In his speech to fellow graduates, he said: “I stand here before you as a five-year Navy veteran and future medical student, who was once told that I would never amount to anything. But I refused to let those labels and fallacies define me. Instead, I chose to embrace my unique path and to use my experiences to motivate and inspire others. Today, I urge you to do the same.”
An Academic Odyssey
When Richard Ellis first attended Montclair in the early ’90s, he worked as an auto mechanic to help pay for school. When the English major couldn’t get classes he wanted, he decided to take the proverbial semester off. As it turned out, the car lover’s avocation turned into his career, much to his college-educated parents’ chagrin. He’s built a successful performance car shop that employs others and has provided for his family.
“Time runs away with you sometimes,” he says, chuckling about his return to Montclair almost 30 years later. “It really bothered me that I never finished. It just gnawed at me. My father had passed, and I know it always bothered him that I never finished, so it was like, ‘Let me go get this done. Let me finish.’”

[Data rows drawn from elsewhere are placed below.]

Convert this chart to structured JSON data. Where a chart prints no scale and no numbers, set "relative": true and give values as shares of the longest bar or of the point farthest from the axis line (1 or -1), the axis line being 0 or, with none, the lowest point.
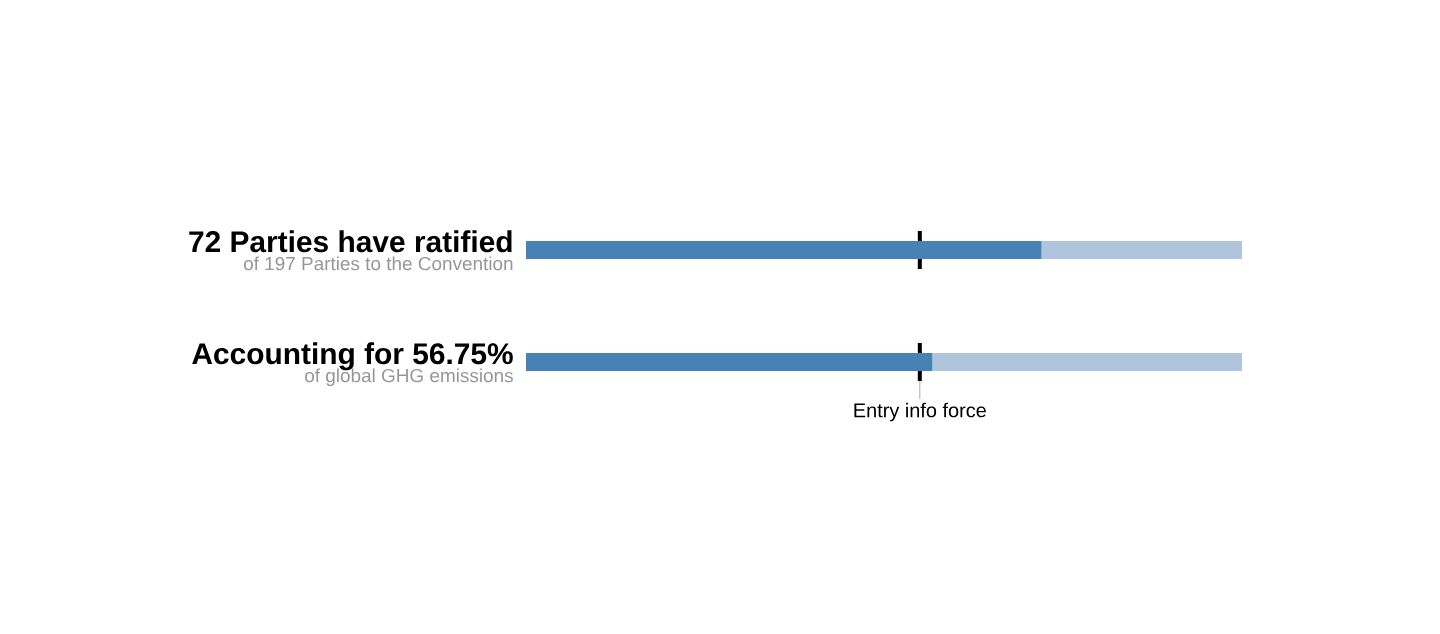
{
  "chart_data": {
    "type": "bar",
    "orientation": "horizontal",
    "relative": true,
    "categories": [
      "72 Parties have ratified",
      "Accounting for 56.75%"
    ],
    "stacked": true,
    "series": [
      {
        "color": "#4682b4",
        "values": [
          0.72,
          0.5675
        ]
      },
      {
        "color": "#b0c4de",
        "values": [
          0.28,
          0.4325
        ]
      }
    ],
    "ref_lines": [
      {
        "axis": "x",
        "value": 0.55,
        "label": "Entry info force",
        "color": "#000000"
      }
    ],
    "annotations": [
      "of 197 Parties to the Convention",
      "of global GHG emissions"
    ]
  }
}
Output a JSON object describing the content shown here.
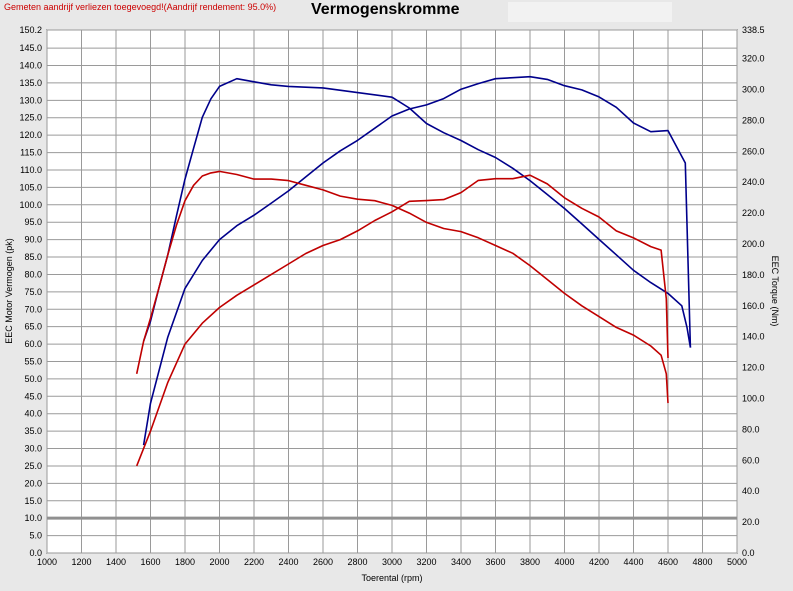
{
  "note": "Gemeten aandrijf verliezen toegevoegd!(Aandrijf rendement: 95.0%)",
  "chart_data": {
    "type": "line",
    "title": "Vermogenskromme",
    "xlabel": "Toerental (rpm)",
    "ylabel_left": "EEC Motor Vermogen (pk)",
    "ylabel_right": "EEC Torque (Nm)",
    "xlim": [
      1000,
      5000
    ],
    "ylim_left": [
      0,
      150.2
    ],
    "ylim_right": [
      0,
      338.5
    ],
    "grid": true,
    "x_ticks": [
      "1000",
      "1200",
      "1400",
      "1600",
      "1800",
      "2000",
      "2200",
      "2400",
      "2600",
      "2800",
      "3000",
      "3200",
      "3400",
      "3600",
      "3800",
      "4000",
      "4200",
      "4400",
      "4600",
      "4800",
      "5000"
    ],
    "left_ticks": [
      "0.0",
      "5.0",
      "10.0",
      "15.0",
      "20.0",
      "25.0",
      "30.0",
      "35.0",
      "40.0",
      "45.0",
      "50.0",
      "55.0",
      "60.0",
      "65.0",
      "70.0",
      "75.0",
      "80.0",
      "85.0",
      "90.0",
      "95.0",
      "100.0",
      "105.0",
      "110.0",
      "115.0",
      "120.0",
      "125.0",
      "130.0",
      "135.0",
      "140.0",
      "145.0",
      "150.2"
    ],
    "right_ticks": [
      "0.0",
      "20.0",
      "40.0",
      "60.0",
      "80.0",
      "100.0",
      "120.0",
      "140.0",
      "160.0",
      "180.0",
      "200.0",
      "220.0",
      "240.0",
      "260.0",
      "280.0",
      "300.0",
      "320.0",
      "338.5"
    ],
    "reference_line_left": 10.0,
    "series": [
      {
        "color": "#00008b",
        "axis": "left",
        "x": [
          1560,
          1600,
          1700,
          1800,
          1900,
          2000,
          2100,
          2200,
          2300,
          2400,
          2500,
          2600,
          2700,
          2800,
          2900,
          3000,
          3100,
          3200,
          3300,
          3400,
          3500,
          3600,
          3700,
          3800,
          3900,
          4000,
          4100,
          4200,
          4300,
          4400,
          4500,
          4600,
          4700,
          4730
        ],
        "y": [
          31,
          43,
          62,
          76,
          84,
          90,
          94,
          97,
          100.5,
          104,
          108,
          112,
          115.5,
          118.5,
          122,
          125.5,
          127.5,
          128.7,
          130.5,
          133.2,
          134.8,
          136.2,
          136.5,
          136.8,
          136,
          134.2,
          133,
          131,
          128,
          123.5,
          121,
          121.3,
          112,
          59
        ]
      },
      {
        "color": "#00008b",
        "axis": "right",
        "x": [
          1560,
          1600,
          1650,
          1700,
          1750,
          1800,
          1850,
          1900,
          1950,
          2000,
          2100,
          2200,
          2300,
          2400,
          2600,
          2800,
          3000,
          3100,
          3200,
          3300,
          3400,
          3500,
          3600,
          3700,
          3800,
          3900,
          4000,
          4100,
          4200,
          4300,
          4400,
          4500,
          4600,
          4680,
          4710,
          4730
        ],
        "y": [
          137,
          150,
          172,
          193,
          218,
          242,
          262,
          282,
          294,
          302,
          307,
          305,
          303,
          302,
          301,
          298,
          295,
          288,
          278,
          272,
          267,
          261,
          256,
          249,
          241,
          232,
          223,
          213,
          203,
          193,
          183,
          175,
          168,
          160,
          146,
          133
        ]
      },
      {
        "color": "#c00000",
        "axis": "left",
        "x": [
          1520,
          1600,
          1700,
          1800,
          1900,
          2000,
          2100,
          2200,
          2300,
          2400,
          2500,
          2600,
          2700,
          2800,
          2900,
          3000,
          3100,
          3200,
          3300,
          3400,
          3500,
          3600,
          3700,
          3800,
          3900,
          4000,
          4100,
          4200,
          4300,
          4400,
          4500,
          4560,
          4590,
          4600
        ],
        "y": [
          25,
          35,
          49,
          60,
          66,
          70.5,
          74,
          77,
          80,
          83,
          86,
          88.3,
          90,
          92.5,
          95.5,
          98,
          101,
          101.2,
          101.5,
          103.5,
          107,
          107.5,
          107.5,
          108.5,
          106,
          102,
          99,
          96.5,
          92.5,
          90.5,
          88,
          87,
          73,
          56
        ]
      },
      {
        "color": "#c00000",
        "axis": "right",
        "x": [
          1520,
          1560,
          1600,
          1650,
          1700,
          1750,
          1800,
          1850,
          1900,
          1950,
          2000,
          2100,
          2200,
          2300,
          2400,
          2500,
          2600,
          2700,
          2800,
          2900,
          3000,
          3100,
          3200,
          3300,
          3400,
          3500,
          3600,
          3700,
          3800,
          3900,
          4000,
          4100,
          4200,
          4300,
          4400,
          4500,
          4560,
          4590,
          4600
        ],
        "y": [
          116,
          137,
          152,
          172,
          193,
          212,
          228,
          238,
          244,
          246,
          247,
          245,
          242,
          242,
          241,
          238,
          235,
          231,
          229,
          228,
          225,
          220,
          214,
          210,
          208,
          204,
          199,
          194,
          186,
          177,
          168,
          160,
          153,
          146,
          141,
          134,
          128,
          116,
          97
        ]
      }
    ]
  }
}
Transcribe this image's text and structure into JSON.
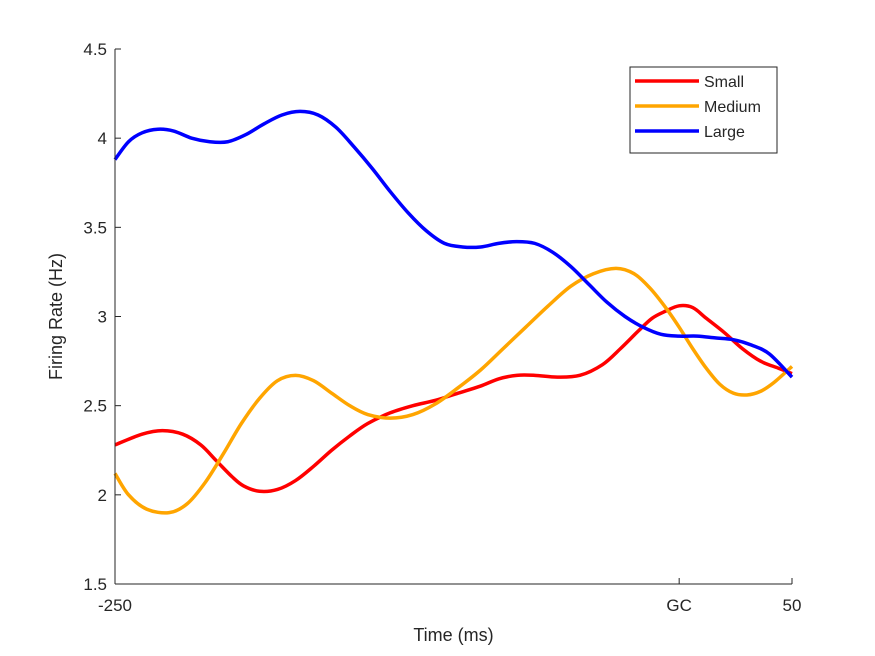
{
  "chart_data": {
    "type": "line",
    "title": "",
    "xlabel": "Time (ms)",
    "ylabel": "Firing Rate (Hz)",
    "xlim": [
      -250,
      50
    ],
    "ylim": [
      1.5,
      4.5
    ],
    "x_ticks": [
      {
        "value": -250,
        "label": "-250"
      },
      {
        "value": 0,
        "label": "GC"
      },
      {
        "value": 50,
        "label": "50"
      }
    ],
    "y_ticks": [
      {
        "value": 1.5,
        "label": "1.5"
      },
      {
        "value": 2,
        "label": "2"
      },
      {
        "value": 2.5,
        "label": "2.5"
      },
      {
        "value": 3,
        "label": "3"
      },
      {
        "value": 3.5,
        "label": "3.5"
      },
      {
        "value": 4,
        "label": "4"
      },
      {
        "value": 4.5,
        "label": "4.5"
      }
    ],
    "grid": false,
    "legend": "top-right",
    "series": [
      {
        "name": "Small",
        "color": "#ff0000",
        "x": [
          -250,
          -238,
          -229,
          -220,
          -212,
          -205,
          -198,
          -193,
          -186,
          -178,
          -170,
          -162,
          -154,
          -146,
          -138,
          -128,
          -118,
          -108,
          -98,
          -88,
          -80,
          -72,
          -64,
          -54,
          -44,
          -34,
          -26,
          -18,
          -12,
          -6,
          0,
          6,
          12,
          20,
          28,
          36,
          44,
          50
        ],
        "y": [
          2.28,
          2.34,
          2.36,
          2.34,
          2.28,
          2.19,
          2.1,
          2.05,
          2.02,
          2.03,
          2.08,
          2.16,
          2.25,
          2.33,
          2.4,
          2.46,
          2.5,
          2.53,
          2.57,
          2.61,
          2.65,
          2.67,
          2.67,
          2.66,
          2.67,
          2.73,
          2.82,
          2.92,
          2.99,
          3.03,
          3.06,
          3.05,
          2.99,
          2.91,
          2.82,
          2.75,
          2.71,
          2.68
        ]
      },
      {
        "name": "Medium",
        "color": "#ffa500",
        "x": [
          -250,
          -244,
          -236,
          -226,
          -218,
          -210,
          -202,
          -194,
          -186,
          -178,
          -170,
          -162,
          -154,
          -146,
          -138,
          -128,
          -118,
          -108,
          -98,
          -88,
          -78,
          -68,
          -58,
          -48,
          -38,
          -28,
          -20,
          -13,
          -6,
          0,
          6,
          12,
          18,
          24,
          30,
          36,
          42,
          50
        ],
        "y": [
          2.12,
          2.0,
          1.92,
          1.9,
          1.95,
          2.07,
          2.23,
          2.4,
          2.54,
          2.64,
          2.67,
          2.64,
          2.57,
          2.5,
          2.45,
          2.43,
          2.45,
          2.51,
          2.6,
          2.7,
          2.82,
          2.94,
          3.06,
          3.17,
          3.24,
          3.27,
          3.24,
          3.16,
          3.05,
          2.94,
          2.82,
          2.71,
          2.62,
          2.57,
          2.56,
          2.58,
          2.63,
          2.72
        ]
      },
      {
        "name": "Large",
        "color": "#0000ff",
        "x": [
          -250,
          -244,
          -238,
          -231,
          -224,
          -216,
          -208,
          -200,
          -192,
          -184,
          -176,
          -168,
          -160,
          -152,
          -144,
          -136,
          -128,
          -120,
          -112,
          -104,
          -96,
          -88,
          -80,
          -72,
          -64,
          -56,
          -48,
          -40,
          -32,
          -24,
          -16,
          -8,
          0,
          8,
          16,
          24,
          32,
          40,
          50
        ],
        "y": [
          3.88,
          3.98,
          4.03,
          4.05,
          4.04,
          4.0,
          3.98,
          3.98,
          4.02,
          4.08,
          4.13,
          4.15,
          4.13,
          4.06,
          3.95,
          3.83,
          3.7,
          3.58,
          3.48,
          3.41,
          3.39,
          3.39,
          3.41,
          3.42,
          3.41,
          3.36,
          3.28,
          3.18,
          3.08,
          3.0,
          2.94,
          2.9,
          2.89,
          2.89,
          2.88,
          2.87,
          2.84,
          2.79,
          2.66
        ]
      }
    ]
  }
}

Montclair reignited the mechanic’s love for Homer’s The Odyssey, which he much prefers to watching TV or reading a tech manual. “I did not realize how much I missed school. I realized how much I love writing, how much I like reading normal things.” In fact, with a little finagling on the part of his advisor, he was able to take an “amazing” English course comparing The Odyssey and Circe to The Anthology of Rap that earned him enough credits for a minor in English.
Ellis is among the first cohort of nine students to successfully complete the Bachelor of Arts in Liberal Studies program from University College, completing their degrees in December.
The 53-year-old Brick resident credits his wife with pushing him to complete his degree and his entire family encouraged him. “Even my 8-year-old was very supportive,” he says. “He’d be like, ‘Are you doing your homework, Dad? Okay, I’ll leave you alone.’”
His 19-year-old son, Alexander, “AJ,” recently helped his dad put on his mortarboard for some on-campus graduation photos. “I was happy for him,” says AJ, a freshman Biology major at Montclair, who was impressed by his father’s ability to focus after a full day at the shop. “It’s something that he talked about wanting to do, and I’m just proud that he finally got to do it.”
Ellis is now considering pursuing a master’s in literature.
Story by Staff Writers Sylvia A. Martinez and Marilyn Lehren.